An example of a funding gap in real estate could be when a property developer secures a loan for the construction of a commercial building but later realizes that the total cost of the project exceeds the amount of the loan. This shortfall between the available loan funds and the actual project cost represents a funding gap. The developer would then need to seek additional financing, such as gap funding, to cover the remaining expenses and successfully complete the construction. The funding gap can arise due to unexpected construction costs, design changes, delays, or other factors that increase the overall project expenses beyond what was initially anticipated.

A gap loan, also known as a bridge loan or interim financing, is a short-term loan used in real estate transactions to bridge the financial gap between the purchase of a new property and the sale of an existing one. It provides temporary funding for the down payment or closing costs on the new property until the sale of the current property is finalized. Gap loans are repaid once the sale is complete and often have a shorter repayment period and higher interest rates compared to traditional mortgage loans.

Yes, gap funding can be used for a down payment in certain real estate scenarios. When there is a shortfall between the funds available for a down payment and the amount required to secure a property, gap funding can be used to bridge that gap. It provides temporary financing to cover the portion of the down payment that is lacking, allowing the buyer to proceed with the purchase. Gap funding is typically obtained from private lenders or investors and is repaid once the property is purchased or through other agreed-upon terms. It's important to note that the availability and terms of gap funding may vary depending on the lender and the specific circumstances of the transaction.

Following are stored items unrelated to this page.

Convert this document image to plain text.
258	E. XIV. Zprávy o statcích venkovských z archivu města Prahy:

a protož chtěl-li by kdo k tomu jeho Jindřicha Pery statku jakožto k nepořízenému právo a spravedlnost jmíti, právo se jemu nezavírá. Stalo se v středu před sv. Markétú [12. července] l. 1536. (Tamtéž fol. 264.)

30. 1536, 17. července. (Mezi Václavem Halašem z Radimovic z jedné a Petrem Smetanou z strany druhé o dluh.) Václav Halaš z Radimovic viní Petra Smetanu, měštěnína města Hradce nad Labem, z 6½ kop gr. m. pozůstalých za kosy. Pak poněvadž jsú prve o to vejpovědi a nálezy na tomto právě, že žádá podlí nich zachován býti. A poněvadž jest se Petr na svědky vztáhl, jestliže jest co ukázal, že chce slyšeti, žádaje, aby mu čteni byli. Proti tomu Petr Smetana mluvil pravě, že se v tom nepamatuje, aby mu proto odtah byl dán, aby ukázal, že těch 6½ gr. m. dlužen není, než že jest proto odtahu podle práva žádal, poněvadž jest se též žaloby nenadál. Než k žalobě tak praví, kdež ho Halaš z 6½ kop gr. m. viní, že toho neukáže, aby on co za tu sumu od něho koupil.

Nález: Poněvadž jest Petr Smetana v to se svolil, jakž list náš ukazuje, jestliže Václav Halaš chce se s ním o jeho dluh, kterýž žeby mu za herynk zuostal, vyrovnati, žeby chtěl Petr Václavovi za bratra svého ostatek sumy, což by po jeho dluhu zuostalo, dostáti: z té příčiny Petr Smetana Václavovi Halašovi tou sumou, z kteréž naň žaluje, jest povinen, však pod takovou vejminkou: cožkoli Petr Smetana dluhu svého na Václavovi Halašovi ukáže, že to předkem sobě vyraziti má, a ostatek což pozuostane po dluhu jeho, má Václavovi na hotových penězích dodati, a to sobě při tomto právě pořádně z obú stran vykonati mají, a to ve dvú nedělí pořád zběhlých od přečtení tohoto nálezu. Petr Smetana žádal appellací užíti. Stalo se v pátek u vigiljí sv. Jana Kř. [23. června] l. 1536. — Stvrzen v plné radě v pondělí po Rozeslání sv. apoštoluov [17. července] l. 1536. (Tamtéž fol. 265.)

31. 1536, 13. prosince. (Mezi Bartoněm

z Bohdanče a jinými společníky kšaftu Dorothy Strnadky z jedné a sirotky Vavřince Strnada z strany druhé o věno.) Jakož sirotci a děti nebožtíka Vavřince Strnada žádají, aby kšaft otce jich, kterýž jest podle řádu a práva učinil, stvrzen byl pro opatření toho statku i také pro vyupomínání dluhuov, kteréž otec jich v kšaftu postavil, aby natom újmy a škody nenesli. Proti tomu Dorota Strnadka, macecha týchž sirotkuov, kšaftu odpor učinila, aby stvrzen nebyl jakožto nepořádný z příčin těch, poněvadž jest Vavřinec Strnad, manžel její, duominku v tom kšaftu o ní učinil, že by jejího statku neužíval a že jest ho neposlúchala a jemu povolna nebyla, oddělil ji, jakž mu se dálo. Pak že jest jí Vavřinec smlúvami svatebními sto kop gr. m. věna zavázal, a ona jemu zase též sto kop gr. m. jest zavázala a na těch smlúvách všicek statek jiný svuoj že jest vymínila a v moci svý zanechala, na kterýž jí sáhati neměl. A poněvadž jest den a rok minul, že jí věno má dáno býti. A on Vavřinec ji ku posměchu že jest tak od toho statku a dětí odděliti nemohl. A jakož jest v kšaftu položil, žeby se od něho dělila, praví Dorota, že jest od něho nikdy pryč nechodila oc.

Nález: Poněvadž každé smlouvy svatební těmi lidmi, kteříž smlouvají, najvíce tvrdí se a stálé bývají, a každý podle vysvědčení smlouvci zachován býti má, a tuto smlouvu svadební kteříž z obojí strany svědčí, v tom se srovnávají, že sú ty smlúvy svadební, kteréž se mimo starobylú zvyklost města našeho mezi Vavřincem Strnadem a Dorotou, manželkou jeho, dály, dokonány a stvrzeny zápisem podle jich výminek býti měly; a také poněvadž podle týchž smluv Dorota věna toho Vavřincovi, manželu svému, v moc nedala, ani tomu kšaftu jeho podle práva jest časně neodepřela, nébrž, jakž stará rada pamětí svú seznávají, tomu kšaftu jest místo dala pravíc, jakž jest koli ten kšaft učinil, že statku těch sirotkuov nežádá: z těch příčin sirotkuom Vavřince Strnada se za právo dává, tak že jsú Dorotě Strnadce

Gap funding provides short-term capital to real estate investors, bridging the gap between the immediate need for funds and securing a long-term loan. It enables investors to quickly close deals and continue their projects without financial delays.

The financing gap refers to the shortfall between the amount of capital available and the amount needed to complete a deal or project. This gap can occur when immediate funds are required before securing long-term financing.

In financial terms, a gap refers to the difference between the current funds available and the total amount needed for a specific purpose. It is often addressed through short-term financing options to cover immediate needs until a more permanent financial solution is secured.